A dos manzanas de distancia y quince pisos de altura, Khamel miraba la televisión y hablaba en voz baja consigo mismo. Se trataba de una película sobre gente en una gran ciudad. Hablaban inglés, tercer idioma de Khamel, y repetía todo lo que decían en el mejor acento norteamericano. Lo practicaba durante muchas horas. Había asimilado el idioma cuando estaba oculto en Belfast, y en los últimos veinte años había visto millares de películas norteamericanas. Su película predilecta era Los tres días del Cóndor. La había visto cuatro veces, antes de dilucidar quién mataba a quién y por qué. Él podía haber matado a Robert Redford.

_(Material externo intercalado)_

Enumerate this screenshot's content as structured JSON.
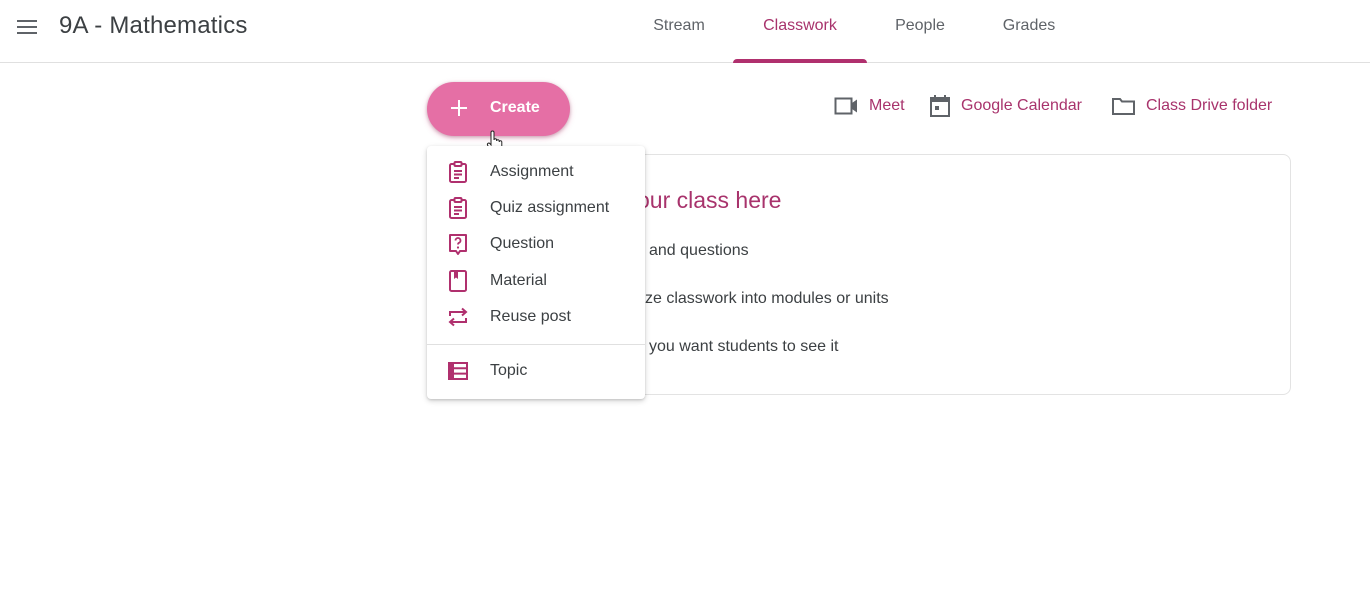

Repetía palabra por palabra en voz alta. Le habían dicho que su inglés podía pasar por el de un norteamericano, pero un simple error, un pequeño error, bastaría para que ella desapareciera.

El Volvo estaba aparcado a una manzana y media de su dueño, en un aparcamiento por el que pagaba cien dólares mensuales por su supuesta seguridad. Entraron por el portalón que se suponía cerrado con llave.

Era un GL de 1986 sin sistema de seguridad y, en pocos segundos, la puerta del conductor estaba abierta. Uno de ellos se sentó sobre el maletero y encendió un cigarrillo. Eran casi las cuatro de la madrugada del domingo.

Su compañero abrió una pequeña caja de herramientas que llevaba en el bolsillo y empezó a trabajar en el teléfono de ejecutivo, que a Grantham le había avergonzado comprar. Le bastaba con la luz interior del vehículo y se puso a trabajar con rapidez. Era fácil. Abierto el auricular, instaló un diminuto transmisor y lo pegó con cola. Al cabo de un minuto se apeó del coche y se agachó junto al parachoques trasero. El del cigarrillo le entregó un pequeño cubo negro, que colocó bajo el coche detrás del depósito de combustible. Era un transmisor magnetizado, que transmitiría señales durante seis días, antes de agotarse y hubiera que reemplazarlo.

Se retiraron antes de transcurridos siete minutos. El lunes, en el momento en que le vieran entrar en el edificio del Post en la calle Quince, penetrarían en su piso y trampearían sus teléfonos.